I heard nothing, neither the pounding of the rain, nor my heartbeat, or the screams of the baby in my arms. I looked at the tiny, round face with black eyes and without really understanding why, threw the infant as far to my right as I could, in the direction of the sandpit. Within moments, I was thrown into a muddy trench , as a triggered bomb exploded, sending body-parts, of a tiny, innocent Vietnamese baby, all over the compound.
Captain Collins simply said: “The old mamasans tape bombs to the inside of the kid’s legs because they know that when they wake up and move, they’ll blow you and the whole compound clear to Jesus. One less gook to worry about, anyway! Want a beer, kid?” I heard him mumble under his breath, as he walked away from me, still stunned and curled in the mud: “Stupid broad.”
“Hard ass, ain’t he?” One of the other officers remarked, as he helped me to my feet. Another corpsman just walked off, into the downpour, shaking his head: “Don’t mean anything’, just don’t mean a damn thing.”
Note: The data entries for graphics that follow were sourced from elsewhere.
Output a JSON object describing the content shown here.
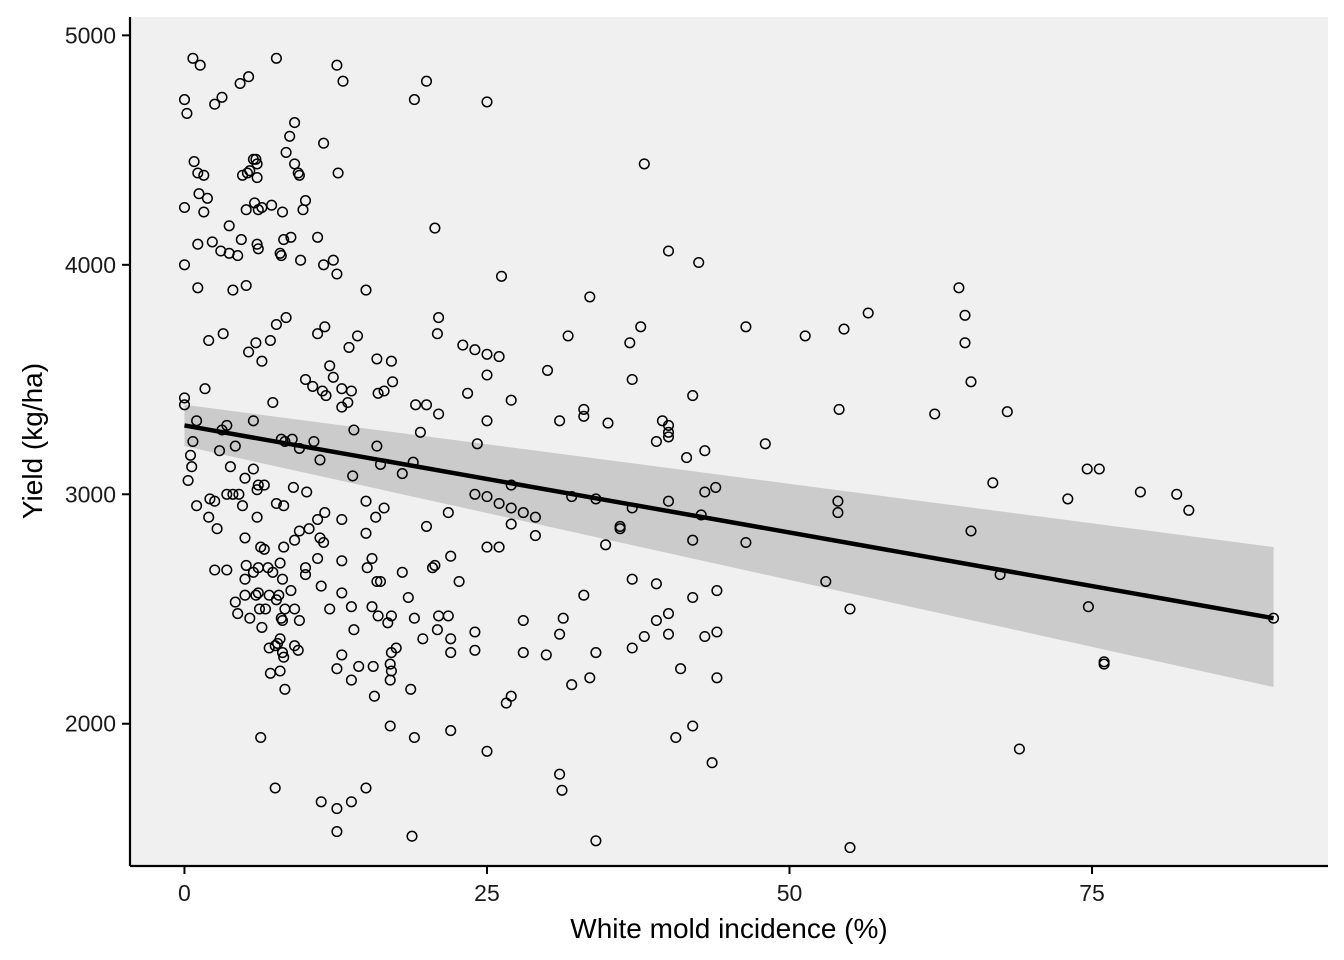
{
  "chart_data": {
    "type": "scatter",
    "title": "",
    "xlabel": "White mold incidence (%)",
    "ylabel": "Yield (kg/ha)",
    "xlim": [
      -4.5,
      94.5
    ],
    "ylim": [
      1380,
      5080
    ],
    "xticks": [
      0,
      25,
      50,
      75
    ],
    "yticks": [
      2000,
      3000,
      4000,
      5000
    ],
    "grid": false,
    "legend": "none",
    "colors": {
      "panel_background": "#f0f0f0",
      "point_stroke": "#000000",
      "point_fill": "none",
      "fit_line": "#000000",
      "confidence_band": "#c8c8c8",
      "axis": "#000000"
    },
    "trend": {
      "method": "linear regression",
      "x": [
        0,
        90
      ],
      "y": [
        3300,
        2460
      ],
      "ci_lower": [
        3210,
        2160
      ],
      "ci_upper": [
        3390,
        2770
      ]
    },
    "points": [
      [
        0,
        4720
      ],
      [
        0.2,
        4660
      ],
      [
        0.7,
        4900
      ],
      [
        1.3,
        4870
      ],
      [
        0.8,
        4450
      ],
      [
        1.1,
        4400
      ],
      [
        1.6,
        4390
      ],
      [
        0,
        4250
      ],
      [
        1.2,
        4310
      ],
      [
        1.9,
        4290
      ],
      [
        1.6,
        4230
      ],
      [
        2.3,
        4100
      ],
      [
        1.1,
        4090
      ],
      [
        0,
        4000
      ],
      [
        1.1,
        3900
      ],
      [
        2.5,
        4700
      ],
      [
        3.1,
        4730
      ],
      [
        4.6,
        4790
      ],
      [
        5.3,
        4820
      ],
      [
        7.6,
        4900
      ],
      [
        12.6,
        4870
      ],
      [
        13.1,
        4800
      ],
      [
        20,
        4800
      ],
      [
        19,
        4720
      ],
      [
        25,
        4710
      ],
      [
        4.8,
        4390
      ],
      [
        5.2,
        4400
      ],
      [
        5.4,
        4410
      ],
      [
        5.7,
        4460
      ],
      [
        5.9,
        4460
      ],
      [
        6.0,
        4440
      ],
      [
        6.0,
        4380
      ],
      [
        6.1,
        4240
      ],
      [
        6.4,
        4250
      ],
      [
        5.8,
        4270
      ],
      [
        7.2,
        4260
      ],
      [
        5.1,
        4240
      ],
      [
        3.7,
        4170
      ],
      [
        4.7,
        4110
      ],
      [
        3.0,
        4060
      ],
      [
        3.7,
        4050
      ],
      [
        4.4,
        4040
      ],
      [
        6.0,
        4090
      ],
      [
        6.1,
        4070
      ],
      [
        7.9,
        4050
      ],
      [
        8.0,
        4040
      ],
      [
        8.1,
        4230
      ],
      [
        8.2,
        4110
      ],
      [
        8.8,
        4120
      ],
      [
        8.4,
        4490
      ],
      [
        8.7,
        4560
      ],
      [
        9.1,
        4620
      ],
      [
        9.1,
        4440
      ],
      [
        9.4,
        4400
      ],
      [
        9.5,
        4390
      ],
      [
        9.8,
        4240
      ],
      [
        10.0,
        4280
      ],
      [
        9.6,
        4020
      ],
      [
        11.0,
        4120
      ],
      [
        11.5,
        4000
      ],
      [
        12.3,
        4020
      ],
      [
        12.6,
        3960
      ],
      [
        11.5,
        4530
      ],
      [
        12.7,
        4400
      ],
      [
        4.0,
        3890
      ],
      [
        5.1,
        3910
      ],
      [
        7.6,
        3740
      ],
      [
        8.4,
        3770
      ],
      [
        2.0,
        3670
      ],
      [
        3.2,
        3700
      ],
      [
        5.3,
        3620
      ],
      [
        5.9,
        3660
      ],
      [
        6.4,
        3580
      ],
      [
        7.1,
        3670
      ],
      [
        7.3,
        3400
      ],
      [
        1.7,
        3460
      ],
      [
        0,
        3420
      ],
      [
        0,
        3390
      ],
      [
        11.0,
        3700
      ],
      [
        11.6,
        3730
      ],
      [
        12.0,
        3560
      ],
      [
        12.3,
        3510
      ],
      [
        10.0,
        3500
      ],
      [
        10.6,
        3470
      ],
      [
        11.4,
        3450
      ],
      [
        11.7,
        3430
      ],
      [
        13.0,
        3460
      ],
      [
        13.5,
        3400
      ],
      [
        13.0,
        3380
      ],
      [
        13.6,
        3640
      ],
      [
        14.3,
        3690
      ],
      [
        15.0,
        3890
      ],
      [
        13.8,
        3450
      ],
      [
        0.5,
        3170
      ],
      [
        0.7,
        3230
      ],
      [
        0.6,
        3120
      ],
      [
        1.0,
        3320
      ],
      [
        3.1,
        3280
      ],
      [
        3.5,
        3300
      ],
      [
        4.2,
        3210
      ],
      [
        2.9,
        3190
      ],
      [
        3.8,
        3120
      ],
      [
        5.7,
        3320
      ],
      [
        5.7,
        3110
      ],
      [
        6.1,
        3040
      ],
      [
        6.6,
        3040
      ],
      [
        5.0,
        3070
      ],
      [
        6.0,
        3020
      ],
      [
        8.0,
        3240
      ],
      [
        8.3,
        3230
      ],
      [
        8.9,
        3240
      ],
      [
        9.5,
        3200
      ],
      [
        9.0,
        3030
      ],
      [
        10.1,
        3010
      ],
      [
        10.7,
        3230
      ],
      [
        11.2,
        3150
      ],
      [
        14.0,
        3280
      ],
      [
        13.9,
        3080
      ],
      [
        15.9,
        3210
      ],
      [
        16.2,
        3130
      ],
      [
        16.0,
        3440
      ],
      [
        16.5,
        3450
      ],
      [
        17.2,
        3490
      ],
      [
        17.1,
        3580
      ],
      [
        15.9,
        3590
      ],
      [
        0.3,
        3060
      ],
      [
        1.0,
        2950
      ],
      [
        2.1,
        2980
      ],
      [
        2.5,
        2970
      ],
      [
        2.0,
        2900
      ],
      [
        2.7,
        2850
      ],
      [
        3.5,
        3000
      ],
      [
        4.0,
        3000
      ],
      [
        4.5,
        3000
      ],
      [
        4.8,
        2950
      ],
      [
        6.0,
        2900
      ],
      [
        7.6,
        2960
      ],
      [
        8.2,
        2950
      ],
      [
        8.2,
        2770
      ],
      [
        9.1,
        2800
      ],
      [
        9.5,
        2840
      ],
      [
        10.3,
        2850
      ],
      [
        11.0,
        2890
      ],
      [
        11.2,
        2810
      ],
      [
        11.5,
        2790
      ],
      [
        11.0,
        2720
      ],
      [
        11.6,
        2920
      ],
      [
        13.0,
        2890
      ],
      [
        13.0,
        2710
      ],
      [
        15.0,
        2830
      ],
      [
        15.0,
        2970
      ],
      [
        16.5,
        2940
      ],
      [
        15.8,
        2900
      ],
      [
        15.1,
        2680
      ],
      [
        15.5,
        2720
      ],
      [
        15.9,
        2620
      ],
      [
        16.2,
        2620
      ],
      [
        2.5,
        2670
      ],
      [
        3.5,
        2670
      ],
      [
        5.0,
        2810
      ],
      [
        5.1,
        2690
      ],
      [
        5.7,
        2660
      ],
      [
        6.3,
        2770
      ],
      [
        6.6,
        2760
      ],
      [
        6.1,
        2680
      ],
      [
        6.9,
        2680
      ],
      [
        7.3,
        2660
      ],
      [
        7.9,
        2700
      ],
      [
        8.1,
        2630
      ],
      [
        8.8,
        2580
      ],
      [
        10.0,
        2680
      ],
      [
        10.0,
        2650
      ],
      [
        11.3,
        2600
      ],
      [
        4.2,
        2530
      ],
      [
        4.4,
        2480
      ],
      [
        5.0,
        2630
      ],
      [
        5.0,
        2560
      ],
      [
        5.4,
        2460
      ],
      [
        5.9,
        2560
      ],
      [
        6.1,
        2570
      ],
      [
        6.2,
        2500
      ],
      [
        6.4,
        2420
      ],
      [
        6.7,
        2500
      ],
      [
        7.0,
        2560
      ],
      [
        7.6,
        2540
      ],
      [
        7.8,
        2560
      ],
      [
        8.0,
        2460
      ],
      [
        8.1,
        2450
      ],
      [
        8.3,
        2500
      ],
      [
        9.1,
        2500
      ],
      [
        9.5,
        2450
      ],
      [
        12.0,
        2500
      ],
      [
        13.0,
        2570
      ],
      [
        7.0,
        2330
      ],
      [
        7.5,
        2340
      ],
      [
        7.7,
        2350
      ],
      [
        7.9,
        2370
      ],
      [
        8.1,
        2310
      ],
      [
        8.2,
        2290
      ],
      [
        9.1,
        2340
      ],
      [
        9.4,
        2320
      ],
      [
        7.1,
        2220
      ],
      [
        7.9,
        2230
      ],
      [
        8.3,
        2150
      ],
      [
        13.8,
        2510
      ],
      [
        14.0,
        2410
      ],
      [
        15.5,
        2510
      ],
      [
        16.0,
        2470
      ],
      [
        16.8,
        2440
      ],
      [
        17.1,
        2470
      ],
      [
        17.1,
        2310
      ],
      [
        17.5,
        2330
      ],
      [
        12.6,
        2240
      ],
      [
        13.0,
        2300
      ],
      [
        13.8,
        2190
      ],
      [
        14.4,
        2250
      ],
      [
        15.6,
        2250
      ],
      [
        15.7,
        2120
      ],
      [
        17.0,
        2260
      ],
      [
        17.1,
        2230
      ],
      [
        17.0,
        2190
      ],
      [
        18.0,
        2660
      ],
      [
        18.5,
        2550
      ],
      [
        19.0,
        2460
      ],
      [
        18.7,
        2150
      ],
      [
        19.7,
        2370
      ],
      [
        20.5,
        2680
      ],
      [
        20.7,
        2690
      ],
      [
        21.0,
        2470
      ],
      [
        20.9,
        2410
      ],
      [
        21.8,
        2470
      ],
      [
        22.0,
        2730
      ],
      [
        22.7,
        2620
      ],
      [
        22.0,
        2370
      ],
      [
        22.0,
        2310
      ],
      [
        17.0,
        1990
      ],
      [
        19.0,
        1940
      ],
      [
        22.0,
        1970
      ],
      [
        25.0,
        1880
      ],
      [
        6.3,
        1940
      ],
      [
        7.5,
        1720
      ],
      [
        11.3,
        1660
      ],
      [
        12.6,
        1630
      ],
      [
        13.8,
        1660
      ],
      [
        15.0,
        1720
      ],
      [
        12.6,
        1530
      ],
      [
        18.8,
        1510
      ],
      [
        18.0,
        3090
      ],
      [
        18.9,
        3140
      ],
      [
        19.5,
        3270
      ],
      [
        19.1,
        3390
      ],
      [
        20.0,
        3390
      ],
      [
        21.0,
        3350
      ],
      [
        20.9,
        3700
      ],
      [
        21.0,
        3770
      ],
      [
        20.7,
        4160
      ],
      [
        21.8,
        2920
      ],
      [
        20.0,
        2860
      ],
      [
        23.0,
        3650
      ],
      [
        24.0,
        3630
      ],
      [
        25.0,
        3610
      ],
      [
        26.0,
        3600
      ],
      [
        25.0,
        3520
      ],
      [
        23.4,
        3440
      ],
      [
        24.2,
        3220
      ],
      [
        25.0,
        3320
      ],
      [
        24.0,
        3000
      ],
      [
        25.0,
        2990
      ],
      [
        26.0,
        2960
      ],
      [
        26.2,
        3950
      ],
      [
        27.0,
        3410
      ],
      [
        27.0,
        3040
      ],
      [
        27.0,
        2940
      ],
      [
        27.0,
        2870
      ],
      [
        25.0,
        2770
      ],
      [
        26.0,
        2770
      ],
      [
        28.0,
        2920
      ],
      [
        29.0,
        2900
      ],
      [
        29.0,
        2820
      ],
      [
        28.0,
        2450
      ],
      [
        28.0,
        2310
      ],
      [
        29.9,
        2300
      ],
      [
        24.0,
        2400
      ],
      [
        24.0,
        2320
      ],
      [
        27.0,
        2120
      ],
      [
        26.6,
        2090
      ],
      [
        30.0,
        3540
      ],
      [
        31.0,
        3320
      ],
      [
        31.7,
        3690
      ],
      [
        33.0,
        3370
      ],
      [
        33.0,
        3340
      ],
      [
        33.5,
        3860
      ],
      [
        35.0,
        3310
      ],
      [
        32.0,
        2990
      ],
      [
        34.0,
        2980
      ],
      [
        34.8,
        2780
      ],
      [
        36.0,
        2850
      ],
      [
        36.0,
        2860
      ],
      [
        37.0,
        2940
      ],
      [
        31.0,
        2390
      ],
      [
        31.3,
        2460
      ],
      [
        33.0,
        2560
      ],
      [
        32.0,
        2170
      ],
      [
        33.5,
        2200
      ],
      [
        34.0,
        2310
      ],
      [
        31.0,
        1780
      ],
      [
        31.2,
        1710
      ],
      [
        34.0,
        1490
      ],
      [
        36.8,
        3660
      ],
      [
        37.7,
        3730
      ],
      [
        37.0,
        3500
      ],
      [
        38.0,
        4440
      ],
      [
        39.0,
        3230
      ],
      [
        39.5,
        3320
      ],
      [
        40.0,
        3300
      ],
      [
        40.0,
        3270
      ],
      [
        40.0,
        3250
      ],
      [
        40.0,
        4060
      ],
      [
        40.0,
        2970
      ],
      [
        42.0,
        3430
      ],
      [
        41.5,
        3160
      ],
      [
        42.5,
        4010
      ],
      [
        43.0,
        3190
      ],
      [
        43.0,
        3010
      ],
      [
        42.7,
        2910
      ],
      [
        43.9,
        3030
      ],
      [
        42.0,
        2800
      ],
      [
        37.0,
        2630
      ],
      [
        39.0,
        2610
      ],
      [
        39.0,
        2450
      ],
      [
        38.0,
        2380
      ],
      [
        37.0,
        2330
      ],
      [
        40.0,
        2480
      ],
      [
        40.0,
        2390
      ],
      [
        42.0,
        2550
      ],
      [
        43.0,
        2380
      ],
      [
        44.0,
        2400
      ],
      [
        44.0,
        2580
      ],
      [
        41.0,
        2240
      ],
      [
        44.0,
        2200
      ],
      [
        40.6,
        1940
      ],
      [
        42.0,
        1990
      ],
      [
        43.6,
        1830
      ],
      [
        46.4,
        3730
      ],
      [
        51.3,
        3690
      ],
      [
        54.5,
        3720
      ],
      [
        56.5,
        3790
      ],
      [
        48.0,
        3220
      ],
      [
        54.1,
        3370
      ],
      [
        46.4,
        2790
      ],
      [
        54.0,
        2970
      ],
      [
        54.0,
        2920
      ],
      [
        53.0,
        2620
      ],
      [
        55.0,
        2500
      ],
      [
        55.0,
        1460
      ],
      [
        62.0,
        3350
      ],
      [
        64.0,
        3900
      ],
      [
        64.5,
        3780
      ],
      [
        64.5,
        3660
      ],
      [
        65.0,
        3490
      ],
      [
        65.0,
        2840
      ],
      [
        66.8,
        3050
      ],
      [
        68.0,
        3360
      ],
      [
        67.4,
        2650
      ],
      [
        69.0,
        1890
      ],
      [
        73.0,
        2980
      ],
      [
        74.6,
        3110
      ],
      [
        75.6,
        3110
      ],
      [
        74.7,
        2510
      ],
      [
        76.0,
        2270
      ],
      [
        76.0,
        2260
      ],
      [
        79.0,
        3010
      ],
      [
        82.0,
        3000
      ],
      [
        83.0,
        2930
      ],
      [
        90.0,
        2460
      ]
    ]
  }
}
After a few moments, I walked toward the huts, monsoon rains still pouring down, this time mixed with the smell of sulfur, smoke and blood, rippling in the water pools. For almost two hours I searched the compound for the delicate body parts of the exploded infant, as my sense of human decency directed me to do the right thing. It’s funny what goes through one’s mind at a time like this. I remember kneeling on the ground, thinking if I should dig one large hole, or several, to bury this child. In the end, I dug only one large burial plot, with my hands, and carefully placed the severed baby-parts, some still missing into their final resting-place, and marked the grave, with a piece of bamboo laying nearby. Then, I did something I had not done since I was a child. I covered my face with my hands in shame, and cried for a very long time.